In the pathway “carbon fixation in photosynthetic organisms,” the gene expression of 13 enzymes constituting the Calvin-Benson cycle tended to increase under both SL and SS conditions, compared with FL conditions (Fig. 4C). Among 25 genes of 20 OGs corresponding to 13 enzymatic reactions, 17 genes were DEGs, including 2, 12, and 3 genes belonging to Clusters 1, 2, and 3, respectively. The two copies of the ribulose-bisphosphate carboxylase, or Rubisco (4.1.1.39), gene were both DEGs in Cluster 2. The upregulation of each gene in the Calvin cycle, such as Rubisco, leads to the synthesis of a large number of corresponding enzymes, suggesting enhancement of carbon fixation, which then promotes photosynthesis.
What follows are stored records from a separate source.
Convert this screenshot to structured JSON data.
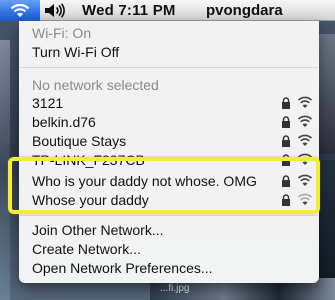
{
  "menubar": {
    "clock": "Wed 7:11 PM",
    "username": "pvongdara"
  },
  "wifi_menu": {
    "status": "Wi-Fi: On",
    "toggle": "Turn Wi-Fi Off",
    "no_network": "No network selected",
    "networks": [
      {
        "name": "3121",
        "secured": true,
        "signal_bars": 3
      },
      {
        "name": "belkin.d76",
        "secured": true,
        "signal_bars": 3
      },
      {
        "name": "Boutique Stays",
        "secured": true,
        "signal_bars": 3
      },
      {
        "name": "TP-LINK_F237CB",
        "secured": true,
        "signal_bars": 3
      },
      {
        "name": "Who is your daddy not whose. OMG",
        "secured": true,
        "signal_bars": 3
      },
      {
        "name": "Whose your daddy",
        "secured": true,
        "signal_bars": 2
      }
    ],
    "join_other": "Join Other Network...",
    "create": "Create Network...",
    "preferences": "Open Network Preferences..."
  },
  "desktop": {
    "filename": "...fi.jpg"
  },
  "colors": {
    "menubar_highlight": "#2f70e0",
    "annotation_highlight": "#f5ec3a"
  }
}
In “starch and sucrose metabolism,” the expression patterns of the genes encoding eight enzymes constituting the biosynthetic pathway of maltose from D-fructose-6P tended to increase in SL-specific conditions (Fig. 4D). Among 21 genes of 15 OGs corresponding to 8 enzymatic reactions, 13 genes were DEGs, including the 2, 3, and 8 genes belonging to Clusters 1, 2, and 3, respectively. The genes encoding endoglucanase (3.2.1.4) and beta-glucosidase (3.2.1.4) were DEGs in Cluster 3, suggesting acceleration of the degradation from cellulose to glucose under SL-specific conditions. The gene encoding glucose-6-phosphate isomerase (5.3.1.9) was a DEG in Cluster 2, indicating that maltose is produced from D-fructose-6P in the Calvin cycle via starch. The enzymes degrading starch into maltose include alpha-amylase (3.2.1.1), beta-amylase (3.2.1.2), and isoamylase (3.2.1.68). All the genes of alpha-amylase were DEGs and may play a particularly crucial role in supplying maltose to P. bursaria. The gene encoding alpha-glucosidase (3.2.1.20) degrading maltose is a DEG in Cluster 1, indicating the suppression of maltose degradation under endosymbiosis.